4 Percent Rule Calculator
Last updated July 2, 2026
The 4 percent rule is the most widely cited guideline in retirement planning, and understanding both what it says and what it doesn't is essential to using it wisely. The rule emerged from the 1998 Trinity Study, in which three finance professors at Trinity University analyzed historical stock and bond returns from 1926 through 1995. Their finding: a retiree withdrawing 4 percent of their portfolio in year one — then adjusting that dollar amount for inflation each year — had a 95 percent probability of not running out of money over a 30-year retirement with a diversified portfolio of 50 to 75 percent stocks.
In 2026, Morningstar's research places the updated safe withdrawal rate at approximately 3.9 percent for new retirees, reflecting current market valuations and interest rates. The rule also faces a structural limitation for early retirees: it was designed for 30-year retirements, not 40 or 50-year ones.
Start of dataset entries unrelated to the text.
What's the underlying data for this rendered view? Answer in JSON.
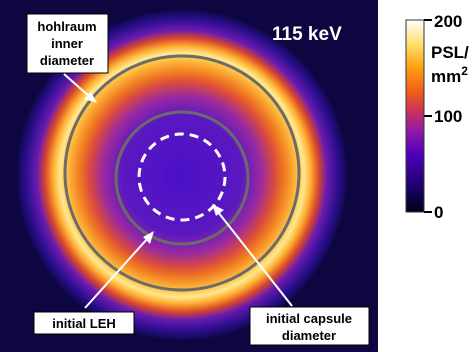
{
  "image": {
    "energy_label": "115 keV",
    "annotations": {
      "hohlraum": [
        "hohlraum",
        "inner",
        "diameter"
      ],
      "leh": "initial LEH",
      "capsule": [
        "initial capsule",
        "diameter"
      ]
    }
  },
  "colorbar": {
    "unit_line1": "PSL/",
    "unit_line2": "mm",
    "unit_sup": "2",
    "ticks": [
      "200",
      "100",
      "0"
    ],
    "tick_values": [
      200,
      100,
      0
    ],
    "colormap": [
      "#000012",
      "#16005c",
      "#4e00b8",
      "#8f1aa8",
      "#c83060",
      "#ef5a1a",
      "#ff9e10",
      "#ffe270",
      "#ffffff"
    ]
  },
  "colors": {
    "ring_overlay": "#6b6b6b",
    "capsule_dash": "#ffffff",
    "background": "#0d0640"
  }
}
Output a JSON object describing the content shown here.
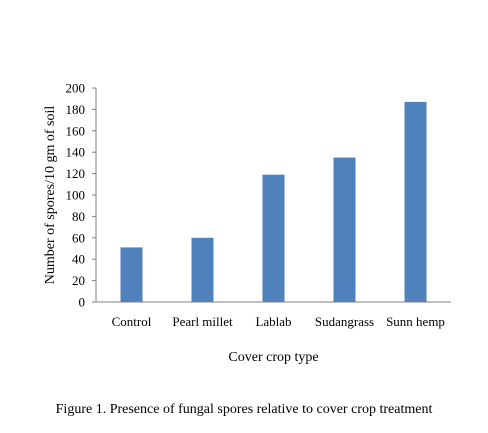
{
  "figure": {
    "caption": "Figure 1.  Presence of fungal spores relative to cover crop treatment"
  },
  "chart_data": {
    "type": "bar",
    "categories": [
      "Control",
      "Pearl millet",
      "Lablab",
      "Sudangrass",
      "Sunn hemp"
    ],
    "values": [
      51,
      60,
      119,
      135,
      187
    ],
    "title": "",
    "xlabel": "Cover crop type",
    "ylabel": "Number of spores/10 gm of soil",
    "ylim": [
      0,
      200
    ],
    "yticks": [
      0,
      20,
      40,
      60,
      80,
      100,
      120,
      140,
      160,
      180,
      200
    ],
    "bar_color": "#4f81bd",
    "grid": false,
    "legend": "none"
  }
}
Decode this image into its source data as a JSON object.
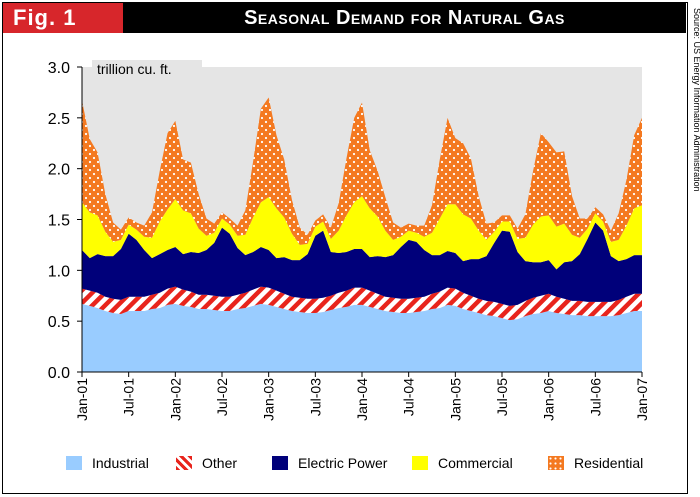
{
  "header": {
    "fig_label": "Fig. 1",
    "title": "Seasonal Demand for Natural Gas",
    "source": "Source: US Energy Information Administration"
  },
  "chart_data": {
    "type": "area",
    "stacked": true,
    "ylabel": "trillion cu. ft.",
    "ylim": [
      0,
      3.0
    ],
    "yticks": [
      "0.0",
      "0.5",
      "1.0",
      "1.5",
      "2.0",
      "2.5",
      "3.0"
    ],
    "xticks": [
      "Jan-01",
      "Jul-01",
      "Jan-02",
      "Jul-02",
      "Jan-03",
      "Jul-03",
      "Jan-04",
      "Jul-04",
      "Jan-05",
      "Jul-05",
      "Jan-06",
      "Jul-06",
      "Jan-07"
    ],
    "grid": false,
    "legend_position": "bottom",
    "series": [
      {
        "name": "Industrial",
        "color": "#99ccff",
        "pattern": "solid",
        "values": [
          0.67,
          0.65,
          0.63,
          0.6,
          0.58,
          0.57,
          0.6,
          0.6,
          0.6,
          0.62,
          0.63,
          0.66,
          0.67,
          0.65,
          0.64,
          0.62,
          0.62,
          0.61,
          0.6,
          0.6,
          0.62,
          0.63,
          0.65,
          0.67,
          0.66,
          0.64,
          0.62,
          0.6,
          0.59,
          0.58,
          0.58,
          0.59,
          0.61,
          0.63,
          0.64,
          0.66,
          0.66,
          0.64,
          0.62,
          0.6,
          0.59,
          0.58,
          0.58,
          0.59,
          0.6,
          0.62,
          0.63,
          0.66,
          0.65,
          0.62,
          0.6,
          0.58,
          0.56,
          0.55,
          0.53,
          0.51,
          0.52,
          0.55,
          0.57,
          0.58,
          0.6,
          0.58,
          0.57,
          0.56,
          0.56,
          0.55,
          0.55,
          0.55,
          0.55,
          0.56,
          0.58,
          0.6,
          0.6
        ]
      },
      {
        "name": "Other",
        "color": "#e8241c",
        "pattern": "stripes",
        "values": [
          0.15,
          0.15,
          0.15,
          0.14,
          0.14,
          0.14,
          0.14,
          0.14,
          0.14,
          0.14,
          0.15,
          0.16,
          0.17,
          0.16,
          0.15,
          0.14,
          0.14,
          0.14,
          0.14,
          0.14,
          0.14,
          0.15,
          0.16,
          0.17,
          0.17,
          0.16,
          0.15,
          0.14,
          0.14,
          0.14,
          0.14,
          0.14,
          0.14,
          0.15,
          0.16,
          0.17,
          0.17,
          0.16,
          0.15,
          0.14,
          0.14,
          0.14,
          0.14,
          0.14,
          0.14,
          0.15,
          0.16,
          0.17,
          0.17,
          0.16,
          0.15,
          0.14,
          0.14,
          0.14,
          0.14,
          0.14,
          0.14,
          0.15,
          0.16,
          0.17,
          0.17,
          0.16,
          0.15,
          0.14,
          0.14,
          0.14,
          0.14,
          0.14,
          0.14,
          0.15,
          0.16,
          0.17,
          0.17
        ]
      },
      {
        "name": "Electric Power",
        "color": "#00007a",
        "pattern": "solid",
        "values": [
          0.38,
          0.32,
          0.38,
          0.4,
          0.42,
          0.5,
          0.62,
          0.56,
          0.46,
          0.36,
          0.38,
          0.38,
          0.39,
          0.35,
          0.39,
          0.41,
          0.44,
          0.52,
          0.68,
          0.62,
          0.46,
          0.37,
          0.37,
          0.39,
          0.37,
          0.32,
          0.36,
          0.36,
          0.37,
          0.44,
          0.62,
          0.66,
          0.43,
          0.39,
          0.38,
          0.38,
          0.38,
          0.33,
          0.37,
          0.39,
          0.42,
          0.51,
          0.58,
          0.55,
          0.46,
          0.38,
          0.36,
          0.36,
          0.35,
          0.31,
          0.36,
          0.39,
          0.44,
          0.58,
          0.72,
          0.73,
          0.52,
          0.39,
          0.35,
          0.33,
          0.33,
          0.27,
          0.36,
          0.39,
          0.46,
          0.62,
          0.78,
          0.7,
          0.45,
          0.38,
          0.37,
          0.38,
          0.38
        ]
      },
      {
        "name": "Commercial",
        "color": "#ffff00",
        "pattern": "solid",
        "values": [
          0.47,
          0.45,
          0.38,
          0.24,
          0.14,
          0.09,
          0.09,
          0.1,
          0.13,
          0.2,
          0.32,
          0.4,
          0.47,
          0.43,
          0.38,
          0.24,
          0.14,
          0.1,
          0.09,
          0.09,
          0.12,
          0.2,
          0.34,
          0.44,
          0.52,
          0.49,
          0.39,
          0.26,
          0.15,
          0.1,
          0.09,
          0.09,
          0.13,
          0.22,
          0.36,
          0.46,
          0.52,
          0.48,
          0.39,
          0.26,
          0.15,
          0.1,
          0.09,
          0.09,
          0.13,
          0.22,
          0.36,
          0.46,
          0.48,
          0.46,
          0.4,
          0.28,
          0.16,
          0.11,
          0.09,
          0.1,
          0.13,
          0.23,
          0.37,
          0.45,
          0.44,
          0.42,
          0.38,
          0.26,
          0.16,
          0.1,
          0.09,
          0.09,
          0.14,
          0.21,
          0.33,
          0.46,
          0.49
        ]
      },
      {
        "name": "Residential",
        "color": "#f47920",
        "pattern": "dots",
        "values": [
          1.0,
          0.72,
          0.62,
          0.37,
          0.19,
          0.1,
          0.07,
          0.07,
          0.11,
          0.25,
          0.5,
          0.75,
          0.77,
          0.5,
          0.5,
          0.34,
          0.17,
          0.09,
          0.06,
          0.06,
          0.1,
          0.24,
          0.55,
          0.92,
          0.98,
          0.72,
          0.57,
          0.33,
          0.17,
          0.09,
          0.06,
          0.07,
          0.11,
          0.27,
          0.56,
          0.83,
          0.92,
          0.57,
          0.45,
          0.33,
          0.17,
          0.09,
          0.07,
          0.07,
          0.11,
          0.27,
          0.58,
          0.85,
          0.65,
          0.7,
          0.59,
          0.34,
          0.16,
          0.09,
          0.06,
          0.06,
          0.1,
          0.23,
          0.53,
          0.82,
          0.72,
          0.73,
          0.71,
          0.38,
          0.19,
          0.1,
          0.06,
          0.07,
          0.11,
          0.26,
          0.45,
          0.72,
          0.86
        ]
      }
    ]
  }
}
Someone retiring at 55 with a 40-year horizon should apply a more conservative rate of 3.3 to 3.5 percent. The practical implication of the rule is its inverse: to determine the required retirement amount, multiply your annual spending by 25 (the reciprocal of 4 percent). Annual spending of $50,000 implies a target savings of $1.25 million. The 4 percent rule is most useful as a planning benchmark, not as a rigid execution rule — spending flexibility in response to market conditions typically produces better outcomes than mechanical adherence.
The 4 percent rule says you can withdraw roughly $40,000 per year from a $1 million portfolio with a high historical probability of not running out of money over 30 years. For retirements longer than 30 years, a 3.3 to 3.5 percent range is commonly used. And remember: the rule is a starting point, not a contract — building in some flexibility to reduce spending in poor market years significantly improves your odds.